Graham Stephan became a millionaire from scratch, from listing real estate properties up to becoming a real estate agent. Now, he shares an ultimate beginner’s guide to real estate based on his experience, like what Stratford Management Inc Seoul also tackles.
Here are his recommendations for beginners:
Step One: Build Your Credit Score
Building your credit score is crucial to real estate property financing. Lenders look at a borrower’s credit score to determine the type and amount of loan suitable. The higher the credit score of a borrower, the lower the interest you pay, and the lower the credit score, the higher the interest.
Step Two: Save Your Money
You need money to invest in real estate. It’s a reality that you have to give a 5 to 20 percent down payment. A good income and credit score are significant. Live frugal as needed and make money to invest, such as starting a business or having a day job.
Step Three: Proof of Income
Make sure to provide proof of income or consistent paycheck for at least one to two years. Salary employees and self-employed individuals need to show tax returns and at least six months of bank statements. Don’t be too aggressive in tax write-offs to increase your chances of a higher amount of loan.
A buffer of 10 percent is enough for the write off to show you have a decent income. Before filing your tax return, talk to a lender to check your tax return to determine the income you’re showing is okay to get the loan you want to get.
Step Four: Get Pre-Qualified
Speak with the lender first to get pre-qualified to save you time and from frustration. It’s also a good thing to get multiple approvals to get the best rate.
Step Five: Research
Tracking every property is essential. Drive around and understand property values in the area. It’s essential to have patience in selecting investment properties that you can quickly renovate with the best ROI.
Step Six: Make Offers
Be patient and never lose a good deal. Grab opportunities when the price is reasonably low.

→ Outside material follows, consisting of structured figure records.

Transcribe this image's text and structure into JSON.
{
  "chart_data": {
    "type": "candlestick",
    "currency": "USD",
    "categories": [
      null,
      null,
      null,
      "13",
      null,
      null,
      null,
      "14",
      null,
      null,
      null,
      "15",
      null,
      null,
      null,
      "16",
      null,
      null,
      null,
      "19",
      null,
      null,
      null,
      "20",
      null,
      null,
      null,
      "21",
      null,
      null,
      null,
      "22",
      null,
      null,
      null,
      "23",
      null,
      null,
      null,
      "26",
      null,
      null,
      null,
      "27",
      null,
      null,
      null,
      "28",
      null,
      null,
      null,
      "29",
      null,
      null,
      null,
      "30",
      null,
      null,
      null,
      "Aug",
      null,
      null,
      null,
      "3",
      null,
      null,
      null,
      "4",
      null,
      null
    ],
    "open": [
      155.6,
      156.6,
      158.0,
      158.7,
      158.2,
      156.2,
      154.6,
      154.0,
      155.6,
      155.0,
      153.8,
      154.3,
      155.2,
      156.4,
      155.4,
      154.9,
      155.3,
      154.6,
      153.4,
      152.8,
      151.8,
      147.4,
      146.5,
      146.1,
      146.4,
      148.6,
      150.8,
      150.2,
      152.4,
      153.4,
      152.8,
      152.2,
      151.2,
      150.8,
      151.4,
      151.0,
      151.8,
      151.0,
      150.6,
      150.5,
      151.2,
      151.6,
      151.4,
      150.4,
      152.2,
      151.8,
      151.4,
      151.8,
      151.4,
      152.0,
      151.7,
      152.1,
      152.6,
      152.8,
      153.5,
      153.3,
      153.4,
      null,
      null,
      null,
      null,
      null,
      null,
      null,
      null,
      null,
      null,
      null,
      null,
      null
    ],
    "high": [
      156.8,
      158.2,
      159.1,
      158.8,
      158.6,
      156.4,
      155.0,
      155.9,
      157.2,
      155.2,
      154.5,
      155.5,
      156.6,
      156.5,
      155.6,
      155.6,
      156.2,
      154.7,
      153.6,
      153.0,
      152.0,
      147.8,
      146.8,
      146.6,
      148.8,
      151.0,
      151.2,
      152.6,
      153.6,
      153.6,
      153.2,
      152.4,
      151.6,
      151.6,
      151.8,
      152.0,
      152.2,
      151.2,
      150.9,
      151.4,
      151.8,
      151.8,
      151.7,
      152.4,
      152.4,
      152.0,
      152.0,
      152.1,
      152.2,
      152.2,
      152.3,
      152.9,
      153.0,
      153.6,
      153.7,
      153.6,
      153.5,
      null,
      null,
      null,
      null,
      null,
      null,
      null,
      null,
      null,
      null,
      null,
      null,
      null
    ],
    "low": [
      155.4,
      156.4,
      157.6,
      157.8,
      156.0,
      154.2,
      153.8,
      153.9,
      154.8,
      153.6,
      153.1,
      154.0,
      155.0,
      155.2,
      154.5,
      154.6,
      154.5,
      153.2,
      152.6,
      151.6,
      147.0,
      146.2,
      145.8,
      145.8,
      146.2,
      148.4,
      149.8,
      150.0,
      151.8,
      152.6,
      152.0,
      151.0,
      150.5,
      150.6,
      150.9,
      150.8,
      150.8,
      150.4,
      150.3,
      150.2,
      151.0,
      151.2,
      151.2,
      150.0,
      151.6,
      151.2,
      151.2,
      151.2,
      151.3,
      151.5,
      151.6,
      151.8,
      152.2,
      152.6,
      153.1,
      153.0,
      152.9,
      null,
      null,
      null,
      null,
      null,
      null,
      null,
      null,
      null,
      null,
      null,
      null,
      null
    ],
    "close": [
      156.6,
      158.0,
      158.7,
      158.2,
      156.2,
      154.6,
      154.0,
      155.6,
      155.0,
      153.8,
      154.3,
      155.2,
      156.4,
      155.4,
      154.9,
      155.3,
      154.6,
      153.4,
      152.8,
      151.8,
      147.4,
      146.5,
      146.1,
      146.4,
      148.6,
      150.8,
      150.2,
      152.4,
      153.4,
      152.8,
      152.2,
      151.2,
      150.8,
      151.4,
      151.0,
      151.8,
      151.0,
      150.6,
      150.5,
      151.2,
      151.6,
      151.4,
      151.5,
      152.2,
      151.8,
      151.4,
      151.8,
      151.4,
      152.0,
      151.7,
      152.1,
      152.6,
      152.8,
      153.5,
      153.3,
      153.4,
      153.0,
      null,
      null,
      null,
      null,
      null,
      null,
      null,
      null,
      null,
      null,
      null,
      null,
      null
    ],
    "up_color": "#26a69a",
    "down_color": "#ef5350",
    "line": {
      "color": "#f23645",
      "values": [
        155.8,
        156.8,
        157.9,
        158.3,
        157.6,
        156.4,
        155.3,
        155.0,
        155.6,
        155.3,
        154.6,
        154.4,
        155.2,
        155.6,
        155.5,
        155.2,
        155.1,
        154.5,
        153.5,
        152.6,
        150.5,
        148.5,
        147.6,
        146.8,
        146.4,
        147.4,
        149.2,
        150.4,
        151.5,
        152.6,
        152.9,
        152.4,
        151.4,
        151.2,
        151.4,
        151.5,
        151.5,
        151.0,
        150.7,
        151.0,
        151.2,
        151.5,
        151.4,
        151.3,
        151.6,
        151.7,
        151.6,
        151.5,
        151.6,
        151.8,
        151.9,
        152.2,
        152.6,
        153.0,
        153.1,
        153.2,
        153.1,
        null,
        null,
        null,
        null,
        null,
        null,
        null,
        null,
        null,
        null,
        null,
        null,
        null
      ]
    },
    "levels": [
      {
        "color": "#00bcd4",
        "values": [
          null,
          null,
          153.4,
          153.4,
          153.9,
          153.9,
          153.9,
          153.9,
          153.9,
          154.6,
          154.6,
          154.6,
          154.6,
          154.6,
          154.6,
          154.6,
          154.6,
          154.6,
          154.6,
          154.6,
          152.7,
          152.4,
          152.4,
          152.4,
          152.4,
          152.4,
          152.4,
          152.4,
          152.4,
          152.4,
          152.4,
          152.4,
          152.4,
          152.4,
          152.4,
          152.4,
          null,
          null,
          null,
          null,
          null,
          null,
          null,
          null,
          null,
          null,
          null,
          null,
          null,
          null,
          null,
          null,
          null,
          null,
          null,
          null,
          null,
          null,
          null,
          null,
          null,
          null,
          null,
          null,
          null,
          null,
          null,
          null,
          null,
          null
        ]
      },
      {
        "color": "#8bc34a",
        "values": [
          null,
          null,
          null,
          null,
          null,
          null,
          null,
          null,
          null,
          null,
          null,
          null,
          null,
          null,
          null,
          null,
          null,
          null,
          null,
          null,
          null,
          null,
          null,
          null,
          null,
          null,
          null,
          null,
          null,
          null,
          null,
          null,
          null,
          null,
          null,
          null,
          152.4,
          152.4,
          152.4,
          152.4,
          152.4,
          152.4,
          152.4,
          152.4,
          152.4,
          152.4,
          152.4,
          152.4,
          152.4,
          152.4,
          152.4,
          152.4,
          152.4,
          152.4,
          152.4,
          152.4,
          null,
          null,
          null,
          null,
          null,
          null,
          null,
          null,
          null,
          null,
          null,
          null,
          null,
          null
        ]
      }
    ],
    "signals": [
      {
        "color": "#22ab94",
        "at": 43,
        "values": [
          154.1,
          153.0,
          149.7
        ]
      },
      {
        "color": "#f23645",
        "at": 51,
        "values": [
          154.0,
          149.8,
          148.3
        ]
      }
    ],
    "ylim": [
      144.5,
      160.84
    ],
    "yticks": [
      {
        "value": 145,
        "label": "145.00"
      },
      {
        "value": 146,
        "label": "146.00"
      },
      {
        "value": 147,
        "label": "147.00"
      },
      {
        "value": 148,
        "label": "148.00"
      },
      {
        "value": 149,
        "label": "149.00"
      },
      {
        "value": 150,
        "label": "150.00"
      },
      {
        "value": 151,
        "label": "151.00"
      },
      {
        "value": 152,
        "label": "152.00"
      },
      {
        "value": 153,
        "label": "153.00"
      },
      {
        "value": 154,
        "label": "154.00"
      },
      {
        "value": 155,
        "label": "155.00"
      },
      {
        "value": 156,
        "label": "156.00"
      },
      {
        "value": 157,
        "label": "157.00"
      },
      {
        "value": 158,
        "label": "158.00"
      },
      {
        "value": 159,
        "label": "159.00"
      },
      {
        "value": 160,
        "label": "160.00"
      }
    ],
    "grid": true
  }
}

Step Seven: Do Inspections
It’s one way to break even and opportunities to talk with contractors to estimate how much you’ll need to spend on the renovation. In that way, you can negotiate for the price.
Step Eight: Close the Deal!
It takes 20 to 45 days, depending on the property.
Step Nine: Make Renovations
Add equity by fixing the property, and make it a rental property. Find a contractor via word-of-mouth or ask around or Yelp. It’s great to get multiple bids from different contractors to see the differences in prices.
Step Ten: Find a Tenant
The best way to find a tenant is using Craiglist. You can also use social media.